According to Defense News, senators passed the Armenian Protection Act by unanimous consent on Wednesday. Sen. Gary Peters (D-Mich.) introduced the legislation, which prevents President Joe Biden from issuing a waiver in fiscal years 2024 and 2025 in order to continue providing security assistance to Azerbaijan.
The bill’s passage comes after more than 100,000 Armenians left the disputed Nagorno-Karabakh region as a result of an Azerbaijani siege that has lasted more than nine months. Armenia has accused Azerbaijan of ethnic cleansing.

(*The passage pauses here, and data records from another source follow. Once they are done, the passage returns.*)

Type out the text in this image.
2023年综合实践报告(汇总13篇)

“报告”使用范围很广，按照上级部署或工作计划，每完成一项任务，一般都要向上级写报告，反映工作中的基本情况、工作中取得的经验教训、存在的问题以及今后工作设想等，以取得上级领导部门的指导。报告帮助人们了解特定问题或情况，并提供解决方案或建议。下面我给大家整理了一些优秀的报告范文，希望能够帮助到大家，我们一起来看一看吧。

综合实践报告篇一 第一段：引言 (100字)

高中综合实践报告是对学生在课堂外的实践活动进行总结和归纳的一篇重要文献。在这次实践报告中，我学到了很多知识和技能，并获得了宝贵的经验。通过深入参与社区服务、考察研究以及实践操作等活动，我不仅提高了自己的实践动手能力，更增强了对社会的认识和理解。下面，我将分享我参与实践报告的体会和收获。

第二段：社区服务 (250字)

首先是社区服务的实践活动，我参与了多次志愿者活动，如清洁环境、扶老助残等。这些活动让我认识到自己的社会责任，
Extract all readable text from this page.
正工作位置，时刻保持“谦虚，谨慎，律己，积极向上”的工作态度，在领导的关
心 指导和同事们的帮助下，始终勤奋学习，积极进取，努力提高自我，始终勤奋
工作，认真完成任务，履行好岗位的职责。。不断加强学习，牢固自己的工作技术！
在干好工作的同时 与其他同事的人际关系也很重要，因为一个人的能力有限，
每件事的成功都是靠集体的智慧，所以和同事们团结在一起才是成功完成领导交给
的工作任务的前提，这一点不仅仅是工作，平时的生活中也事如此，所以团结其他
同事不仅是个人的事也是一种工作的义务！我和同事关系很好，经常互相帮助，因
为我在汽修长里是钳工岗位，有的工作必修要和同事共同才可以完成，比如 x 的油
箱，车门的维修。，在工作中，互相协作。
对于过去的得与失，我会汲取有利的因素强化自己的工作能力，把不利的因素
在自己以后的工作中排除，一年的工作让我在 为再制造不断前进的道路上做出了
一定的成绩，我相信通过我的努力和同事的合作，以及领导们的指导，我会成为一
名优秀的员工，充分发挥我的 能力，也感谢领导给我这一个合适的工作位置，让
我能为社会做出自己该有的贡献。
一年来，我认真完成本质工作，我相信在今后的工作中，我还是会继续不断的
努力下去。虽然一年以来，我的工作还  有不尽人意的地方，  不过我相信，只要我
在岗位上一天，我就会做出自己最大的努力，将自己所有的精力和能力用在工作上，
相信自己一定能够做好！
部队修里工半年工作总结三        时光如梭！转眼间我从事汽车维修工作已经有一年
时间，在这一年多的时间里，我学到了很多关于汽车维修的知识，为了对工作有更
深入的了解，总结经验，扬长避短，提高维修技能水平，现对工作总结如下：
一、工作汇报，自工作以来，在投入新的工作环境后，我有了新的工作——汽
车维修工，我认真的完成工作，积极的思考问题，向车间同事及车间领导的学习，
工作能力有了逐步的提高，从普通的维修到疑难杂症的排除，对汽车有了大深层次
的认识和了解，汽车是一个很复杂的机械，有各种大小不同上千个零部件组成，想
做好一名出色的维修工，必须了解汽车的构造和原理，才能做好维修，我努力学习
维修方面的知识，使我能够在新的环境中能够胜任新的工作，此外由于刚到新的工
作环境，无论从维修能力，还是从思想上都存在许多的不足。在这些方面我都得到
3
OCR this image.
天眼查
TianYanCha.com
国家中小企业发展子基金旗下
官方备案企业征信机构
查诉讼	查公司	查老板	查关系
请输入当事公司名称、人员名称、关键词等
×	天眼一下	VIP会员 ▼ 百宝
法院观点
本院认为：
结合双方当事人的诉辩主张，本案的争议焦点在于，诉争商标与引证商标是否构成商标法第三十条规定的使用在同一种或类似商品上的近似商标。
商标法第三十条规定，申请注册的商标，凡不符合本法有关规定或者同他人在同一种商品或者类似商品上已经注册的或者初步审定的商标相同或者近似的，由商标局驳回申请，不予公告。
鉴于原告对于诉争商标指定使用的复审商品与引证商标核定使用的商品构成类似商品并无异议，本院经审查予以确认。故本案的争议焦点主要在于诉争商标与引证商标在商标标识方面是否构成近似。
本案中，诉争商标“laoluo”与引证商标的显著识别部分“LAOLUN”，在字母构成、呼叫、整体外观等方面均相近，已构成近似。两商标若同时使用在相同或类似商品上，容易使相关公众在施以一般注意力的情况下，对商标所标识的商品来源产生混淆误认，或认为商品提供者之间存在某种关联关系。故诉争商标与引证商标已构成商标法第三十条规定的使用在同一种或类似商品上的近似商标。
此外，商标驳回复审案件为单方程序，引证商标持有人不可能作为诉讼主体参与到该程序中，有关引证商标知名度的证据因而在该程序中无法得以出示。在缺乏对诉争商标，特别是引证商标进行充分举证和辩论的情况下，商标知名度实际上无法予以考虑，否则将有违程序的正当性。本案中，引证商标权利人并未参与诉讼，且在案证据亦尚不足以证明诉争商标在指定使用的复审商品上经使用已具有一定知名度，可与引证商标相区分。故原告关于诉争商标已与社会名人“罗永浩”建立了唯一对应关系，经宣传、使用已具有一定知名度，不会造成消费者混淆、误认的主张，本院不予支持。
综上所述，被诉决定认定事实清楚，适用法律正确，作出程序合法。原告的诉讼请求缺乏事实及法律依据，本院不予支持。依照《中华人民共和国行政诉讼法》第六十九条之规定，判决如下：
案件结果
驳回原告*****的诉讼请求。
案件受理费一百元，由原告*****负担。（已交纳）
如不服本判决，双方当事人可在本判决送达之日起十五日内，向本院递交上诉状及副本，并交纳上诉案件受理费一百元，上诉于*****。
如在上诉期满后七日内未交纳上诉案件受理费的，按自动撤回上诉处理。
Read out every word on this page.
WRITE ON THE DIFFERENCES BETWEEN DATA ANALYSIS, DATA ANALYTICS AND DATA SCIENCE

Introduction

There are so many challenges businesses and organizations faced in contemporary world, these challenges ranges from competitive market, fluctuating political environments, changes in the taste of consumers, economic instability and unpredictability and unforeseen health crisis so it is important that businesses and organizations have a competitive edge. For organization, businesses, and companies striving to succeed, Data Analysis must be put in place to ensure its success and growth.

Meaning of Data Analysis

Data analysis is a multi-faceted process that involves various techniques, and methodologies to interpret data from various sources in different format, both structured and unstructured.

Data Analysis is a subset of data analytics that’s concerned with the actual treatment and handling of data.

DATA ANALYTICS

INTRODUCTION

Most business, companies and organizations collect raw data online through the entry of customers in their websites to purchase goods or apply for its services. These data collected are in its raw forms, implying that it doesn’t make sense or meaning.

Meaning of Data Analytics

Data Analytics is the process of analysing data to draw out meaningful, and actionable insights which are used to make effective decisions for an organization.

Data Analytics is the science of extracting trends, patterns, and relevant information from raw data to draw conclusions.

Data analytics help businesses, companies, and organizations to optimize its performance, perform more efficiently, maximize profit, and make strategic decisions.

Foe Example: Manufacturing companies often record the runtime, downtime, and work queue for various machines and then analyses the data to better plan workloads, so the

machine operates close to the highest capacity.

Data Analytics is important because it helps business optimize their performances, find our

“We must send a strong message and show our partners around the world that America will enforce the conditions that we attach to military aid,” Peters, who sits on the Armed Services Committee, said on the Senate floor Wednesday. “If we do not take action when countries willfully ignore the terms of our agreements with them, our agreements will become effectively meaningless and toothless.”

In mid-October, Politico reported that Secretary of State Antony Blinken advised a small group of lawmakers that officials were tracking the possibility that Azerbaijan was preparing to invade its neighbor in the coming weeks.

The outlet added:

Azerbaijiani President Ilham Aliyev has previously called on Armenia to open a “corridor” along its southern border, linking mainland Azerbaijan to an exclave that borders Turkey and Iran. Aliyev has threatened to solve the issue “by force.”

In an Oct. 3 phone call, lawmakers pressed Blinken on possible measures against Aliyev in response to his country’s invasion of the Nagorno-Karabakh region in September, the people said, who were granted anonymity to discuss the sensitive call.